We measured the TOF for Pt and Mo2N at variable pH2 in the feed, and the experimental trends are provided in Fig. 3c. A low pH2 is clearly detrimental to the activity for Pt, while the activity of Mo2N is preserved. This apparent contradiction with the computed results suggests a drop of the number of available sites on Pt when pH2 is too low. Indeed, a high enough pH2 is necessary to maintain active sites free of coke, while the calculations assumed a constant number of Pt active sites. This is apparently less detrimental on Mo2N, a noticeable advantage of this catalyst. We believe that further state-of-the-art methodology will be able to synthesize phase-pure tetragonal β-Mo2N and cubic γ-Mo2N exposing mostly (001) and (100) facets, respectively, which could have higher activity in alcohol dehydrogenation.
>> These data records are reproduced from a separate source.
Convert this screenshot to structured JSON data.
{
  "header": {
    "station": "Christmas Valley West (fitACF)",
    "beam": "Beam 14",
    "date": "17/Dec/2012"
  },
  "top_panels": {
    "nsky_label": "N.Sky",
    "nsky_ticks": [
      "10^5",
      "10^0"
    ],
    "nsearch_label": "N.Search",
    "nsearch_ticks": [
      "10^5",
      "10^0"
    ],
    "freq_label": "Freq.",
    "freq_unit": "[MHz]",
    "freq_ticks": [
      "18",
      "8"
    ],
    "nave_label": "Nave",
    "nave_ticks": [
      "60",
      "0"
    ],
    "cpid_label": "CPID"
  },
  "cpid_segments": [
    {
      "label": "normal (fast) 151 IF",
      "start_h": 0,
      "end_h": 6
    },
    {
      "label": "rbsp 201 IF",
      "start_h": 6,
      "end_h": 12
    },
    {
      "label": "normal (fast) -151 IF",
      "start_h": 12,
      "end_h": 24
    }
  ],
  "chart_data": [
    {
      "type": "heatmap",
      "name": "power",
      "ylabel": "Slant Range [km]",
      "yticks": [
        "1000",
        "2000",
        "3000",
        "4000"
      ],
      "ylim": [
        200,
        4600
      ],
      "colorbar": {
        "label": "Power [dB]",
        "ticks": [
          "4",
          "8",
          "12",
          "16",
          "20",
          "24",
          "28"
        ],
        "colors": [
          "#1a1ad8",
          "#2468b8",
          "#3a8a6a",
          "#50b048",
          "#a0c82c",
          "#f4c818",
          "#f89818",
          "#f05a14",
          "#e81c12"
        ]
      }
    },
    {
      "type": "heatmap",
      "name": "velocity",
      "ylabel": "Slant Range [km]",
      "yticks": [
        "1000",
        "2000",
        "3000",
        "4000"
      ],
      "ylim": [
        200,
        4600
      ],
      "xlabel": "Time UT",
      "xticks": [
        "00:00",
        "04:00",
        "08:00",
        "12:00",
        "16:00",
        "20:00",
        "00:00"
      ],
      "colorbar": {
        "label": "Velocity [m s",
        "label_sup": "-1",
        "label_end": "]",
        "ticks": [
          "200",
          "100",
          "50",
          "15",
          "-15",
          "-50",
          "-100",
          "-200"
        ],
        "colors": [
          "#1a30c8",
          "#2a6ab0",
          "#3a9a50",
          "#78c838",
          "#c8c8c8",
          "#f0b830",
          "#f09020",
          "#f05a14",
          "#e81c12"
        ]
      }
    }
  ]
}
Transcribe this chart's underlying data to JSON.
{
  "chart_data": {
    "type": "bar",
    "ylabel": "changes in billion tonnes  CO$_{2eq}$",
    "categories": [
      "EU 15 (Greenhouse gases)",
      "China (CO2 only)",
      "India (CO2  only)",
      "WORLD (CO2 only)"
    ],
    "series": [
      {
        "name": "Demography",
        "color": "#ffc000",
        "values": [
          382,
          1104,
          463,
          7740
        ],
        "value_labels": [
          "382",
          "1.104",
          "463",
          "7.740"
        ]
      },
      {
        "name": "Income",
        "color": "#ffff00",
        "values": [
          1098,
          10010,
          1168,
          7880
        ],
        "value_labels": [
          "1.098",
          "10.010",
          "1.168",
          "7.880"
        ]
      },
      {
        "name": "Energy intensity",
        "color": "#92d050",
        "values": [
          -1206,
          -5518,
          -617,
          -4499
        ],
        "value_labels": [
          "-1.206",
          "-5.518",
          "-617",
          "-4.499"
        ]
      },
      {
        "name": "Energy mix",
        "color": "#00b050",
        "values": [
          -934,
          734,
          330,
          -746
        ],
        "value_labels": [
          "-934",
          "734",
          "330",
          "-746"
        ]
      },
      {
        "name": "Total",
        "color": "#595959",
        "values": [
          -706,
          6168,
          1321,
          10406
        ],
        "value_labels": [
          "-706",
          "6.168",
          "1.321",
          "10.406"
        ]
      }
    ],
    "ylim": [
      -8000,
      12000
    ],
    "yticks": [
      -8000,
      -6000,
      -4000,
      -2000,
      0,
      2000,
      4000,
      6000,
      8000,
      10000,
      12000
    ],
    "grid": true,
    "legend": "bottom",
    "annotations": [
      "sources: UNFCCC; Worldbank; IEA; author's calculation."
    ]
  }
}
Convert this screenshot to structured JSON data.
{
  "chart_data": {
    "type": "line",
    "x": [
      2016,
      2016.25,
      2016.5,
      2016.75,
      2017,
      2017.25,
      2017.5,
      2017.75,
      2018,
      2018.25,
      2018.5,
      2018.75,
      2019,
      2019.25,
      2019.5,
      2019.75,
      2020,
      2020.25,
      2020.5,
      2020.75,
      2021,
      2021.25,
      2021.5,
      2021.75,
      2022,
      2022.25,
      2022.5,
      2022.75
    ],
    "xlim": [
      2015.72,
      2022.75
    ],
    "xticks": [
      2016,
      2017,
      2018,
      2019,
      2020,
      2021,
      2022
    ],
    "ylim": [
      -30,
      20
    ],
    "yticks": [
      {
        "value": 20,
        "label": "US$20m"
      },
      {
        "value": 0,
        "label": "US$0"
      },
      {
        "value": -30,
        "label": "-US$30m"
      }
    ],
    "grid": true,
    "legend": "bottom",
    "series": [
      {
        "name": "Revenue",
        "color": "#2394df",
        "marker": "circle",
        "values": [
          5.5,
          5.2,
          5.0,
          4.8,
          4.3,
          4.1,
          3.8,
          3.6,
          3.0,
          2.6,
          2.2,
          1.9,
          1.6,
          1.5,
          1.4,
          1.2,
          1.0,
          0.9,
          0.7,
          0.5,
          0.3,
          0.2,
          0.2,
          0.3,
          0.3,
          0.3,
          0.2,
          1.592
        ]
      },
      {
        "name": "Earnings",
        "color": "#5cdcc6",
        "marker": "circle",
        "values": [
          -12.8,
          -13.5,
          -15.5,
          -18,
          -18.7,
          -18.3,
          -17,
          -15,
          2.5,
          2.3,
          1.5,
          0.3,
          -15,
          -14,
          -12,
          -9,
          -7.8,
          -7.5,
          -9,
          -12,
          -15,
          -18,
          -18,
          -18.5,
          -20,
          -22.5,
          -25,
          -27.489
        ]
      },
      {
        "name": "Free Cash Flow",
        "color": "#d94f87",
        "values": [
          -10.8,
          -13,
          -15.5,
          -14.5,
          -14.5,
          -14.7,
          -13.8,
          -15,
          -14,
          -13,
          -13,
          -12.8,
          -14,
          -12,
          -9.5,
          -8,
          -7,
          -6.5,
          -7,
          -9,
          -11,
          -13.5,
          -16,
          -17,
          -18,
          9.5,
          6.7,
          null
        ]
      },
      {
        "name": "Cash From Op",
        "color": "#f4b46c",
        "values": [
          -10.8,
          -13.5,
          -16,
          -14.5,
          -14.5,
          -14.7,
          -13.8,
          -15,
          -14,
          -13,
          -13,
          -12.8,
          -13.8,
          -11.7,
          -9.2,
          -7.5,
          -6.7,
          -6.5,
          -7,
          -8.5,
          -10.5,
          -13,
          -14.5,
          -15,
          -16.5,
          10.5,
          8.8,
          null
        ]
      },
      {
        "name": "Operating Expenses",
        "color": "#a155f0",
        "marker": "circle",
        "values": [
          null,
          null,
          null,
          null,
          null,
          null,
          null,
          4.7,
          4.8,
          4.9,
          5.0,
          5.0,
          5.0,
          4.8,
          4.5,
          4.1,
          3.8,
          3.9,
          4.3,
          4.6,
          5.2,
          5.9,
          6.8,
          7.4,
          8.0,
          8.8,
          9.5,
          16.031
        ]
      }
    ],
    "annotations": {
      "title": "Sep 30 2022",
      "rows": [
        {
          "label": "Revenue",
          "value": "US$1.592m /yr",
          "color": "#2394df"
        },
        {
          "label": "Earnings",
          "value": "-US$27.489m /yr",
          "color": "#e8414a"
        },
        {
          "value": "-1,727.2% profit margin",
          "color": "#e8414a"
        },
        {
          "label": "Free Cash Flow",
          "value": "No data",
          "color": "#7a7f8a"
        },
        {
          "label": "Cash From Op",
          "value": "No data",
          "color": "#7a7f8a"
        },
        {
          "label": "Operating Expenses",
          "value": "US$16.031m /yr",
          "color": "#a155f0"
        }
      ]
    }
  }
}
In conclusion, to identify active catalysts for the conversion of alcohols into aldehydes or ketones and molecular hydrogen, a combined DFT and micro-kinetics approach was validated against experimental data obtained on a benchmark reaction. The reaction pathways of methanol dehydrogenation to formaldehyde and H2 on the close-packed surface of series transition metals (Co, Rh, Ir, Ni, Pd, Pt, Os, Ru, and Re) are systematically calculated and the TOF map as a function of C and O atoms adsorption energies is proposed with descriptor-based micro-kinetics modeling. The predicted activity trend for different metals is experimentally validated, paving the way to an ab initio screening of active catalysts for alcohol dehydrogenation. The two active plateaux on the volcano map with higher activity are off the range of energies spanned by the close packed transition metals under investigation. Thus, more active catalysts could be found, but not combining such metals into alloys. Evaluation of 294 dilute alloys by combining different elements in periodic table only identified 12 potentially promising candidates with comparable activity compared to  the most active Pt catalyst, which will trigger further state-of-art experimental efforts to test their performance. The screening of a series of metal carbides and nitrides revealed that tetragonal β-Mo2N and cubic γ-Mo2N exposing mostly (001) and (100) facets are potential economically viable candidates to substitute noble metals. We believe the established framework in this work lays a good basis for the discovery of novel catalyst for efficient alcohol dehydrogenation.

Methods

Materials and methods regarding the experiments can be found in supplementary methods. All computations were performed by applying the plane-wave based density functional theory (DFT) method with the Vienna Ab Initio Simulation Package (VASP) and periodic slab models58. The electron-ion interaction was described with the projector augmented wave (PAW) method59, while the electron exchange and correlation energy was solved within the generalized gradient approximation with the Perdew-Burke-Ernzerhof formalism (GGA-PBE)60. An energy cut-off of 400 eV and a second-order Methfessel-Paxton electron smearing with σ = 0.2 eV were used to ensure accurate energies with errors less than 1 meV per atom61. Geometry optimization was done when forces became smaller than 0.02 eV/Å and the energy difference was lower than 10−6 eV. A vacuum layer of 12 Å between periodically repeated slabs was set to avoid interactions among slabs. The density-dependent dDsC method was used for the dispersion correction62. Nine transition metals were chosen as the model catalysts and the close-packed surfaces of each metal were used to simulate the catalytic activity, i.e., the (111)-p(3 × 3)-4L surface model of Co, Rh, Ir, Ni, Pd, Pt as well as (0001)-p(3×3)-4L surface of Ru, Os and Re. Spin-polarization was included for Ni and Co systems to correctly describe magnetic properties. A (5 × 5) k-point mesh is used for sampling the Brillouin zone. The nudged elastic band (NEB) method was applied to locate the transition states and stretching frequencies were analyzed to characterize a transition state with only one imaginary frequency63.